Rheumatoid Arthritis Gets New Classification System
Revised system may allow for earlier identification and treatment
FRIDAY, Aug. 13 (HealthDay News) -- A revised system of classification for rheumatoid arthritis (RA) may allow for earlier identification of the disease, earlier treatment, and ultimately better patient outcomes; the new system has been published in the September issues of the Annals of the Rheumatic Diseases and Arthritis & Rheumatism.
Daniel Aletaha, M.D., of the Medical University of Vienna in Austria, and colleagues identified factors that could distinguish those who are and those who are not at risk for RA, from among people with undifferentiated inflammatory synovitis.
The authors declared the classification "definite RA" as being based on a substantiated diagnosis of synovitis in one or more joints, absence of a different diagnosis that better explains the synovitis, and a collective score of six or more from single scores in the following four areas: number and site of joints affected (score range, zero to five), serologic abnormality (zero to three), acute phase response elevation (zero to one), and symptom duration levels (two levels; zero to one).
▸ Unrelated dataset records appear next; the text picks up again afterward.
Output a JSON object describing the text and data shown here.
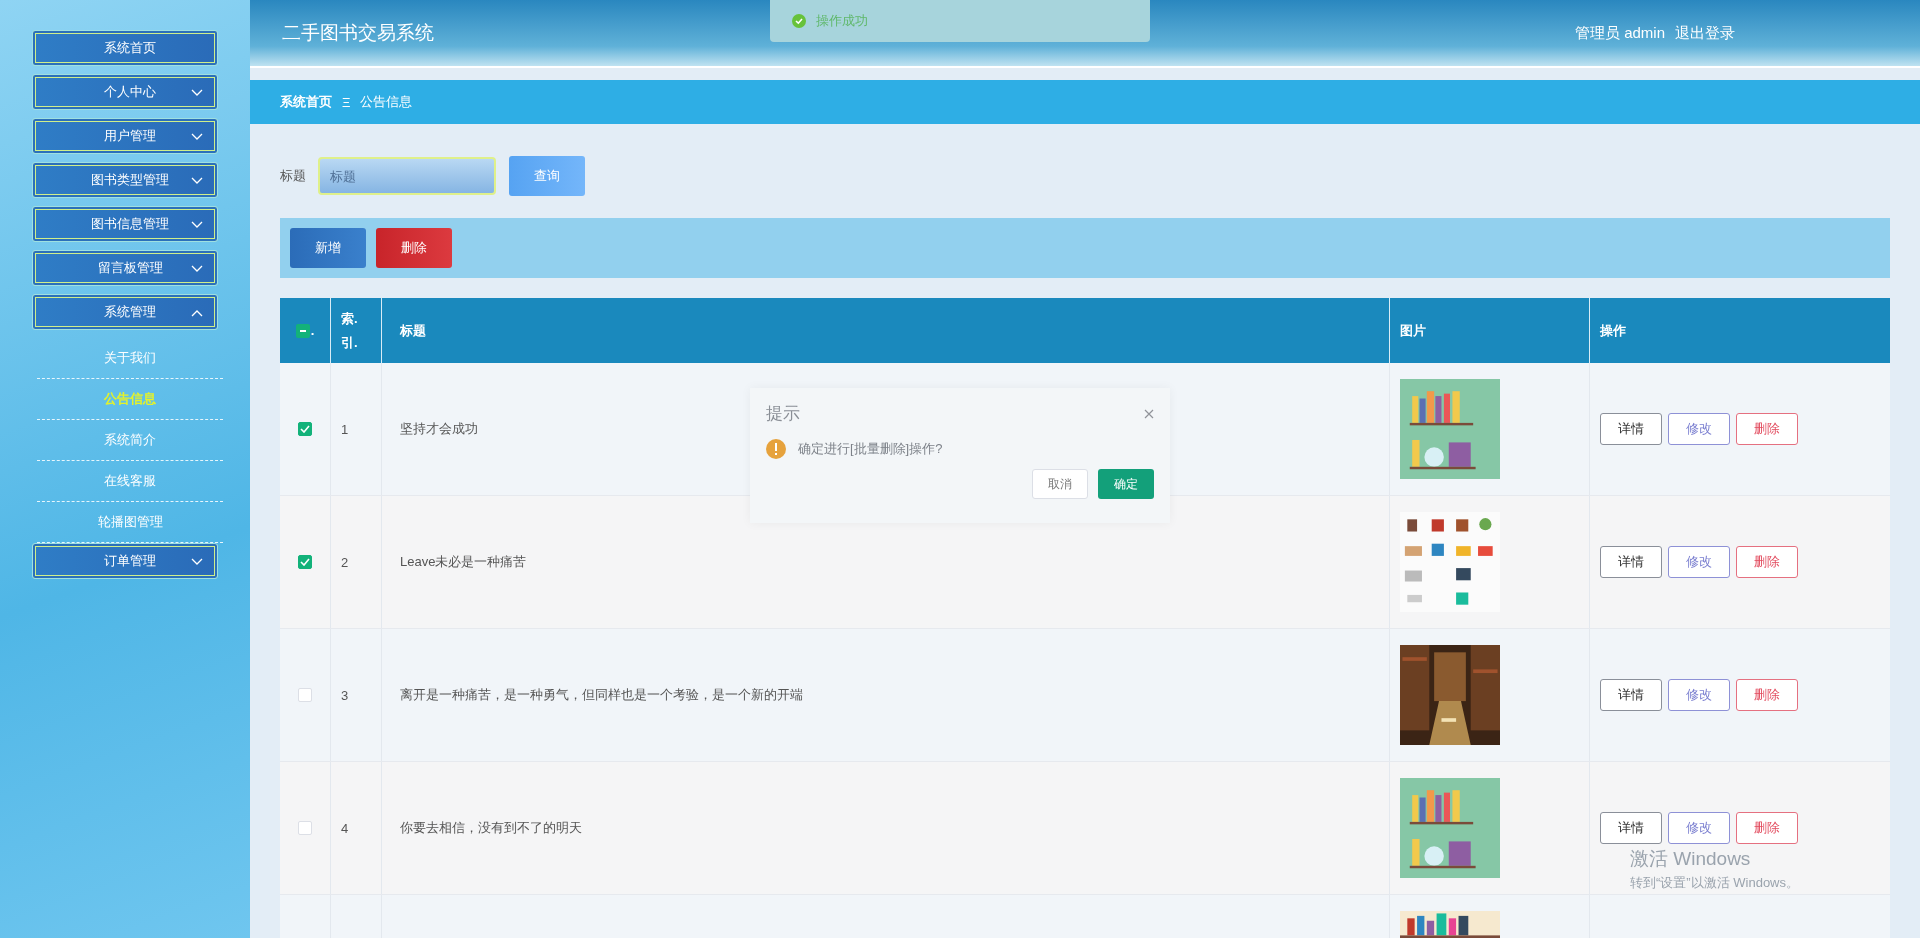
{
  "sidebar": {
    "menu": [
      {
        "label": "系统首页",
        "kind": "link"
      },
      {
        "label": "个人中心",
        "kind": "group",
        "expanded": false
      },
      {
        "label": "用户管理",
        "kind": "group",
        "expanded": false
      },
      {
        "label": "图书类型管理",
        "kind": "group",
        "expanded": false
      },
      {
        "label": "图书信息管理",
        "kind": "group",
        "expanded": false
      },
      {
        "label": "留言板管理",
        "kind": "group",
        "expanded": false
      },
      {
        "label": "系统管理",
        "kind": "group",
        "expanded": true,
        "children": [
          {
            "label": "关于我们",
            "selected": false
          },
          {
            "label": "公告信息",
            "selected": true
          },
          {
            "label": "系统简介",
            "selected": false
          },
          {
            "label": "在线客服",
            "selected": false
          },
          {
            "label": "轮播图管理",
            "selected": false
          }
        ]
      },
      {
        "label": "订单管理",
        "kind": "group",
        "expanded": false
      }
    ]
  },
  "header": {
    "title": "二手图书交易系统",
    "user": "管理员 admin",
    "logout": "退出登录"
  },
  "toast": {
    "message": "操作成功"
  },
  "breadcrumb": {
    "items": [
      "系统首页",
      "公告信息"
    ],
    "separator": "Ξ"
  },
  "search": {
    "label": "标题",
    "placeholder": "标题",
    "button": "查询"
  },
  "actions": [
    {
      "label": "新增",
      "kind": "add"
    },
    {
      "label": "删除",
      "kind": "delete"
    }
  ],
  "table": {
    "select_all": {
      "indeterminate": true,
      "label": "."
    },
    "columns": [
      "索.引.",
      "标题",
      "图片",
      "操作"
    ],
    "rows": [
      {
        "checked": true,
        "index": "1",
        "title": "坚持才会成功",
        "image": {
          "kind": "picture"
        },
        "buttons": [
          {
            "label": "详情",
            "kind": "detail"
          },
          {
            "label": "修改",
            "kind": "edit"
          },
          {
            "label": "删除",
            "kind": "delete"
          }
        ]
      },
      {
        "checked": true,
        "index": "2",
        "title": "Leave未必是一种痛苦",
        "image": {
          "kind": "picture"
        },
        "buttons": [
          {
            "label": "详情",
            "kind": "detail"
          },
          {
            "label": "修改",
            "kind": "edit"
          },
          {
            "label": "删除",
            "kind": "delete"
          }
        ]
      },
      {
        "checked": false,
        "index": "3",
        "title": "离开是一种痛苦，是一种勇气，但同样也是一个考验，是一个新的开端",
        "image": {
          "kind": "picture"
        },
        "buttons": [
          {
            "label": "详情",
            "kind": "detail"
          },
          {
            "label": "修改",
            "kind": "edit"
          },
          {
            "label": "删除",
            "kind": "delete"
          }
        ]
      },
      {
        "checked": false,
        "index": "4",
        "title": "你要去相信，没有到不了的明天",
        "image": {
          "kind": "picture"
        },
        "buttons": [
          {
            "label": "详情",
            "kind": "detail"
          },
          {
            "label": "修改",
            "kind": "edit"
          },
          {
            "label": "删除",
            "kind": "delete"
          }
        ]
      },
      {
        "image": {
          "kind": "picture"
        }
      }
    ]
  },
  "dialog": {
    "title": "提示",
    "message": "确定进行[批量删除]操作?",
    "buttons": [
      {
        "label": "取消",
        "kind": "cancel"
      },
      {
        "label": "确定",
        "kind": "confirm"
      }
    ]
  },
  "os_notice": {
    "title": "激活 Windows",
    "subtitle": "转到“设置”以激活 Windows。"
  }
}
"In summary, the new American College of Rheumatology/European League Against Rheumatism classification criteria for RA present a new approach with a specific emphasis on identifying patients with a relatively short duration of symptoms who may benefit from early institution of disease-modifying antirheumatic drug therapy or entry into clinical trials of promising new agents that may halt the development of disease that currently fulfills the 1987 American College of Rheumatology criteria," the authors write.
Several authors disclosed financial ties to pharmaceutical and/or medical device companies.